Chow Yun Fat is a charismatic, athletically built and energetic Asian-born film star who first came to the attention of western audiences via his roles in the high-octane/blazing guns action films of maverick HK director John Woo.
Chow was born in 1955 on the quiet island of Lamma, part of the then-British colony of Hong Kong, near its famous Victoria Harbour. His mother was a vegetable farmer and cleaning lady, and his father worked on a Shell Oil Company tanker. Chow’s family moved to urban Hong Kong in 1965 and in early 1973, Chow attended a casting call for TVB, a division of Shaw Bros. productions. With his good looks and easy-going style, Chow was originally a heartthrob actor in non-demanding TV and film roles. However, his popularity increased with his appearance as white-suited gangster Hui Man-Keung in the highly popular drama TV series Shang Hai tan (1983).

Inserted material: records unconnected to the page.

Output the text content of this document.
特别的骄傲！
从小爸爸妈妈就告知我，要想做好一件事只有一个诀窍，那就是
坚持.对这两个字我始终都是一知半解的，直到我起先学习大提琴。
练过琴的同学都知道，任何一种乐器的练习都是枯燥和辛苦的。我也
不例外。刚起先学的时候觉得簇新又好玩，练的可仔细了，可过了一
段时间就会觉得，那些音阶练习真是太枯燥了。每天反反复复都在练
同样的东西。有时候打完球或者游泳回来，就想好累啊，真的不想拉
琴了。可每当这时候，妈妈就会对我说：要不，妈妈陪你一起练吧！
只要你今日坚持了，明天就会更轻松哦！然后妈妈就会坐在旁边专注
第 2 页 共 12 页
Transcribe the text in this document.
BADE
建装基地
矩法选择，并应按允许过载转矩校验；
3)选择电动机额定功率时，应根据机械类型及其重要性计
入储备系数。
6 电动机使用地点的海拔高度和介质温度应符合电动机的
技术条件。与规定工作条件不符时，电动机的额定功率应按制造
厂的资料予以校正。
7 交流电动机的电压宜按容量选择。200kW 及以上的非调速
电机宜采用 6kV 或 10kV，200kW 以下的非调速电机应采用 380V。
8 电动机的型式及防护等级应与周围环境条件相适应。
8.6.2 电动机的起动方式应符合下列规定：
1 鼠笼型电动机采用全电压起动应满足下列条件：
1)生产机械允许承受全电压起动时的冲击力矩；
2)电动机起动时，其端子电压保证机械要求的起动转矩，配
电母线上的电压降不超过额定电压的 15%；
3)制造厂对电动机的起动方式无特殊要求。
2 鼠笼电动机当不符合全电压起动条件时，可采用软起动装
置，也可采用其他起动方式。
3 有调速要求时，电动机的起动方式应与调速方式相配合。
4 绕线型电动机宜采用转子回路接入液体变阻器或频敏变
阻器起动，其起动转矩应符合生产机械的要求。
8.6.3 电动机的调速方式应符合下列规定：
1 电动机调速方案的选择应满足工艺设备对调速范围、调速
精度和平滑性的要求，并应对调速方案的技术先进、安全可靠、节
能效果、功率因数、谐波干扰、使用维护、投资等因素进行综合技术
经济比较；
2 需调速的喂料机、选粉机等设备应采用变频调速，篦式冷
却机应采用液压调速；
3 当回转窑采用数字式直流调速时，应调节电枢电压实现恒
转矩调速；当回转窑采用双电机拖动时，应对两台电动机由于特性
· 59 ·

In 1985, Chow started receiving acclaim for his work and scored the Golden Horse (Best Actor) Award in Taiwan and another Best Actor Award from the Asian Pacific Film Festival for his performance in Hong Kong 1941 (1984). With these accolades, Chow came to the attention of Woo, who cast Chow in the fast-paced gangster film A Better Tomorrow (1986) (aka “A Better Tomorrow”). The rest, as they say, is history. The film was an enormous commercial success, and Chow’s influence on young Asian males was not dissimilar to the adulation given to previous Asian film sensations such as Bruce Lee or Jackie Chan. Nearly every young guy in Hong Kong ran out and bought himself a “Mark Coat,” as they became known–a long, heavy woolen coat worn by Chow in the movie (although it is is actually very unsuited to Hong Kong’s hot and humid climate).
Further hard-edged roles in more John Woo crime films escalated Chow’s popularity even higher, and fans all over the world flocked to see A Better Tomorrow II (1987) (aka “A Better Tomorrow 2”), The Killer (1989) (aka “The Killer”), and Hard Boiled (1992) (aka “Hard Boiled”). With the phenomenal global interest in the HK action genre, Chow was enticed to the United States and appeared in The Replacement Killers (1998) with Mira Sorvino, The Corruptor (1999) with Mark Wahlberg, and, for a change of pace, in the often-filmed romantic tale of Anna and the King (1999).
Chow then returned to the Asian cinema circuit and starred in the critically lauded kung fu epic Crouching Tiger, Hidden Dragon (2000) (aka “Crouching Tiger, Hidden Dragon”). His wide appeal can be seen in his “boy next door” type of personality and his ability to play such a broad spectrum of roles from a comedic buffoon to a lovestruck Romeo to a trigger-happy professional killer. A highly entertaining and gifted actor with dynamic on-screen presence, Chow continues to remain in strong demand in many film markets.